Aside from causing eye-strain, sitting and staring at a screen can also drag down our alertness and creativity. The human mind can certainly travel farther in a day than our bodies ever could, but it can go farther still with a bit more blood flow.
This summer, I’ve instituted a 25 minute timer while writing. Every time it goes off, I have to stand up and go do something for at least 60 seconds, even if it’s just reaching for my toes. But my favorite thing is to run out to the yard and murder dandelions.
My dandelion-murdering capability recently skyrocketed when I found the ultimate weed-wrecker at my local hardware store. I used to have one like it, but it broke, and for years I never saw any others of its kind. Sure, I tried some other styles, but they didn’t do much other than poke the ground a little and try to give the dandelions a guilt complex. That’s not what I wanted: I wanted raw mechanical leverage.
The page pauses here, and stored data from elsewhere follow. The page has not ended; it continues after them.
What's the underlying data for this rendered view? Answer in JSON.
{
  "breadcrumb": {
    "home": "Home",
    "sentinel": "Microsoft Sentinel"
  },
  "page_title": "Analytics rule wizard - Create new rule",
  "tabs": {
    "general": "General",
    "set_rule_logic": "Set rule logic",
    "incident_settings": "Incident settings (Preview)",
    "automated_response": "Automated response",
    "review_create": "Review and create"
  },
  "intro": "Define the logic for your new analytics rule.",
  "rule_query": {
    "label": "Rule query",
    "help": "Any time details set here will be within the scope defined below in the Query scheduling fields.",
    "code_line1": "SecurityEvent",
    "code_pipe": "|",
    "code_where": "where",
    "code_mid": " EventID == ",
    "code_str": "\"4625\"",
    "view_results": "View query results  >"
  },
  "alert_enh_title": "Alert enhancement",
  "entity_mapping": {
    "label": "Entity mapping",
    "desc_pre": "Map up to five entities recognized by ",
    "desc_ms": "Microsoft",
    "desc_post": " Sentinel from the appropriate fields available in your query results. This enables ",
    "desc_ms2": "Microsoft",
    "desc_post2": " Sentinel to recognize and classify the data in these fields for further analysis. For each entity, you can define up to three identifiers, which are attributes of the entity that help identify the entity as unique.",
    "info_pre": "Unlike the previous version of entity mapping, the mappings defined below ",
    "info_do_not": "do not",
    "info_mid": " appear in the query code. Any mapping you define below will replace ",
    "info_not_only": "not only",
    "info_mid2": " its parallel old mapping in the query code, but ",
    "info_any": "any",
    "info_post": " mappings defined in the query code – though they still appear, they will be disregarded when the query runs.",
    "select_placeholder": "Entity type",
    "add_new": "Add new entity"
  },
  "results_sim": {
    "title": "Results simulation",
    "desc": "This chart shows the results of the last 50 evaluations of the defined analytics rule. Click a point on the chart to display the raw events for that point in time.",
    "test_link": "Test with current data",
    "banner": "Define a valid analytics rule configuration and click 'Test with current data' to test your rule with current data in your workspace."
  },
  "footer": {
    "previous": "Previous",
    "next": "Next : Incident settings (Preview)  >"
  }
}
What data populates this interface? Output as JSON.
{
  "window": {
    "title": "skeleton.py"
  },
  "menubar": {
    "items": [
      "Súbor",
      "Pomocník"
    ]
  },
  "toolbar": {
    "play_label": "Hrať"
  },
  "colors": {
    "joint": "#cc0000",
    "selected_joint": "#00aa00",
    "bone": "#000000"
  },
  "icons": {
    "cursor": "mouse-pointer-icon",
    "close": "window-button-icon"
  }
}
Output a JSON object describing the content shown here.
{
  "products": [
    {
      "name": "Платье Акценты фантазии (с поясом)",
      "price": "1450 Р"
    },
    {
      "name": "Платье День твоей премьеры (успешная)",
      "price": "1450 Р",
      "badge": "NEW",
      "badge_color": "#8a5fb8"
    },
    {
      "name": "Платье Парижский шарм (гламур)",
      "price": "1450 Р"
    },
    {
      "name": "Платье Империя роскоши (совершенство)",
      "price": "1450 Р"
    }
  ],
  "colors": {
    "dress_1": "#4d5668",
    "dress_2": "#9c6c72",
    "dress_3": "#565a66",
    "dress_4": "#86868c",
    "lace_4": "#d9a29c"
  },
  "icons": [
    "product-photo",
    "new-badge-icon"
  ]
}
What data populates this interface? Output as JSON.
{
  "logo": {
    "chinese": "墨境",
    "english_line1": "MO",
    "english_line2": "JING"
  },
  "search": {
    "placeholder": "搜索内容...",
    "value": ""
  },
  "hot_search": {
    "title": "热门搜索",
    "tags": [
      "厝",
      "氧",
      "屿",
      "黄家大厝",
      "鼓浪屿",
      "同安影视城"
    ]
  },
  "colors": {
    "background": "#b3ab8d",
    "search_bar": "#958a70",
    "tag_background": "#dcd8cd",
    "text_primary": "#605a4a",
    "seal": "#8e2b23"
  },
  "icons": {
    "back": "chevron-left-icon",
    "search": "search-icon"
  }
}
This baby clamps the weed beneath its leaves and yanks it right out of the ground, usually taking the whole root with it. No evil chemicals, no bending over, and no mercy for the weed. POP! Up comes one weed. POP! POP! In five minutes, I’m ankle-deep in dandelion corpses. It gets completely addictive: I’m actually starting to worry that I’ll run out of dandelions in my yard.
Root and all!
Ever watch the Big Bang Theory? You might remember the episode where Sheldon was working on a tough physics problem, so he tried to free his higher brain functions by seeking out the most menial tasks to occupy his lower functions. Naturally, he assumed that everyone else’s jobs were the most menial, and comedy ensued.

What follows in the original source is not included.